Hoy es el día, desde hace muchos, que he podido salir a la
calle sin paraguas. Primero en San Sebastián, donde estuve cuatro días; después
en Collado-Villalba, donde he estado
cerca de quince. Cuando me levantaba de la cama miraba por la ventana de mi
habitación abuhardillada por ver cómo estaba
la sierra de Guadarrama. La cruz
de Cuelgamuros se convirtió en mi barómetro: si no se veía, malo. El paraguas
ha sido, como decía, ese palio de pequeñas dimensiones que me cubría para ir a
comprar el pan al despacho de Hernández,
en la Calle Real.
Hernández sabe manejar el hojaldre con aseo, esa masa crujiente que trajeron
los árabes y que quedó plasmada en el Libro
de Arte de Cozina, editado en Salamanca en 1607, por el cocinero Domingo Hernández de Maceras. En él se
distingue entre las diversas masas de hojaldre rellenas, a las que llama
pastel, pastelillo o pastelón, según el tamaño. Se cuenta que en Francia, en
una famosa panadería, trabajaba un ayudante una masa que le encargó el jefe
panadero. A este ayudante se le olvidó poner la mantequilla en la masa, y
cuando se dio cuenta la masa ya estaba amasada sin la mantequilla, y temiendo
recibir una bronca de su jefe, extendió la masa, le puso en el centro la
mantequilla y le dio varias dobleces a la pasta. Al final llegó el jefe e hizo
sus panecillos como siempre. Al ver que la masa se elevaba de una manera
uniforme y hacía varias capas entre sí como un libro llamó a su ayudante. Al
explicar éste lo que había pasado, el jefe le felicitó por la nueva masa que
había creado. Hay que recordar que a principios del siglo XVII unos pocos, la
aristocracia y los clérigos, comían hasta el hartazón. Pero el resto de los
mortales pasaba hambre. Sobrevivían merced a las sobras de los conventos y de
la caridad. O sea, poco y a lo mucho una vez al día. Como consecuencia de ello
aparecieron los gallofos y los sopistas. La gallofa era la vida
holgazana de los que se daban a la
gallofa, o sea, los pedigüeños. Así hizo referencia a este tipo de individuos
Sebastián de Covarrubias en el Tesoro de la lengua castellana o española,
(imp. Luis Sánchez, 1611, 78 páginas):
El pobretón que, sin tener enfermedad, se anda holgaçán y ocioso,
acudiendo a las horas de comer a las porterías de los conventos [...]. Y porque
la mayor parte son franceses, que pasan a Santiago de Galizia, y por otro
nombre se llaman gallos, los dixeron gallofos, y gallofa el pedaço de pan que
les dan. También les llaman galloferas: y todo tiene una significación.

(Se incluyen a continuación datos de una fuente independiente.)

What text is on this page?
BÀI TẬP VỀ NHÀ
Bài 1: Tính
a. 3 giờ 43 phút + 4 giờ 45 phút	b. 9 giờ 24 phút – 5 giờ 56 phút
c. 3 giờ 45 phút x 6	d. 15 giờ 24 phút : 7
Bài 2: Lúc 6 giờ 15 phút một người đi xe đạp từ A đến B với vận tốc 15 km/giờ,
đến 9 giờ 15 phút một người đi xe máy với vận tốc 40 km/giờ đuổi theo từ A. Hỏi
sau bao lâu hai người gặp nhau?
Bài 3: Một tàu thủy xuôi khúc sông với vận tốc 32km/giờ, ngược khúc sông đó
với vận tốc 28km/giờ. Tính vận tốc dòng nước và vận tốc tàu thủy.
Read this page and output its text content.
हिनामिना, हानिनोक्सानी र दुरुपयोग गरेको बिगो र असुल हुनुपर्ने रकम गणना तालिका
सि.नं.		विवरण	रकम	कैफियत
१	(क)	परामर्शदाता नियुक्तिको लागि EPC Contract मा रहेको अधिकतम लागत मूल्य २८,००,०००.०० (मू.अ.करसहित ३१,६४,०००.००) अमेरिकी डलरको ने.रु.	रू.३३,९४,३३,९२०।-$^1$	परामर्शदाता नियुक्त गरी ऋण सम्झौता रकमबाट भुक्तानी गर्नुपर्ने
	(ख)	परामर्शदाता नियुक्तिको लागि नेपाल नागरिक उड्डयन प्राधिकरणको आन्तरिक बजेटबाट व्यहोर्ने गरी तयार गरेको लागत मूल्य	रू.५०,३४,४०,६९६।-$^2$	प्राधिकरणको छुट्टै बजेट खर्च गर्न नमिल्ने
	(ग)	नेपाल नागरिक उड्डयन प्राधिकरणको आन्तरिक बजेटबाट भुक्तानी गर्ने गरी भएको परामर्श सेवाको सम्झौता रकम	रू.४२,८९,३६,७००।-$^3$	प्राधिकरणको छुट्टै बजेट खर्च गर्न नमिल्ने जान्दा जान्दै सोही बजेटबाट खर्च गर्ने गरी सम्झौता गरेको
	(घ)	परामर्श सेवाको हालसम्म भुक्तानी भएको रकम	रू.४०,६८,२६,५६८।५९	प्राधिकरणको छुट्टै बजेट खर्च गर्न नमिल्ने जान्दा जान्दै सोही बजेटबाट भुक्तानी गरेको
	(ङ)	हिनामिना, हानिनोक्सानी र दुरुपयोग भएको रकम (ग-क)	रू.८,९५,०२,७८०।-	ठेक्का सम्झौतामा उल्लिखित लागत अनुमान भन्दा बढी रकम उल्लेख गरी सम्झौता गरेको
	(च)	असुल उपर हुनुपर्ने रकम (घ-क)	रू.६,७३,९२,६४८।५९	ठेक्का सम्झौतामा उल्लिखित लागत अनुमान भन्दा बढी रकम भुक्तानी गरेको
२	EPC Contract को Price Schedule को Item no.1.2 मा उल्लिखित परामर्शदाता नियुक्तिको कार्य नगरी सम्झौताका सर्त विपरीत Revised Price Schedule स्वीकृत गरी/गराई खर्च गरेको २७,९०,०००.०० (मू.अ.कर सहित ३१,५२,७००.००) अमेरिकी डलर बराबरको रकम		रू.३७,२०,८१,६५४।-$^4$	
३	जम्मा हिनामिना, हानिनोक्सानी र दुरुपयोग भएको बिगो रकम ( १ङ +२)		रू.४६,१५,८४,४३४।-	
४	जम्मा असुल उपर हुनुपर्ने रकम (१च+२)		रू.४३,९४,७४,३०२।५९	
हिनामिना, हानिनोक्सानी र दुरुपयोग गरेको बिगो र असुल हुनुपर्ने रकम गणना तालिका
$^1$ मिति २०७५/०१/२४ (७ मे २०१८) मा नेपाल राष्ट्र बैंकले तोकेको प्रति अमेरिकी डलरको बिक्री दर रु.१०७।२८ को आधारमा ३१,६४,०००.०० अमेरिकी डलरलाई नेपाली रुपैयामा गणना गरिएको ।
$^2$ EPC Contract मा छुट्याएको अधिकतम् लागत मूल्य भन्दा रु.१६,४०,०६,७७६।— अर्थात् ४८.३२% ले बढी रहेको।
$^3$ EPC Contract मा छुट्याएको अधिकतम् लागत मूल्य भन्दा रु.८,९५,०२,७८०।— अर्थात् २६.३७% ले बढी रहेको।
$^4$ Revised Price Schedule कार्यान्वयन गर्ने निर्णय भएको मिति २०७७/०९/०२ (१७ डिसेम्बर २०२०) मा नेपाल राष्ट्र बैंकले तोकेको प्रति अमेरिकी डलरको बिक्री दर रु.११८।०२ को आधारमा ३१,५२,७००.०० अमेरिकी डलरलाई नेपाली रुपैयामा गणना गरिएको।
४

Gallofear, andarse a la gallofa. Y púdose decir gallofa, quasi galli
ofa, mendrugo de pobre francés y de aquí se derivan gallofo y gallofear.
En fin, he comenzado escribiendo sobre del tiempo para
terminar haciendo referencia a los hojaldres, a la Pastelería Hernández
de Collado-Villalba y a los pobretones que acudían a comer a las porterías de
los conventos. Y por aquello de las asociaciones de ideas, me entero de que
“una mala mañana, el pastelero Pedro
Martín, en compañía de su colega de Béjar el señor Cela, se llegó a dejar unos postres en el vecino pueblo de
Serranillos –en las primeras trochas de Gredos y las últimas de de la sierra de
Mijares- con tan mala fortuna que se le fue un pie entre dos peñas y allá rodó,
envuelto en su manta y rebozado en su merengue y en su crema, hasta que San Cristóbal, patrono de los
caminantes, y el señor Cela, dulcero bejarano, pudieron liberarlo de tan duro
trance. A poco más, se mata”. ¿Qué dónde he leído eso? En Judíos, moros y cristianos. No lo cuento yo, sino don Camilo José Cela, cuyo centenario
de nacimiento se cumple el próximo 11 de mayo, y al que siempre tengo presente.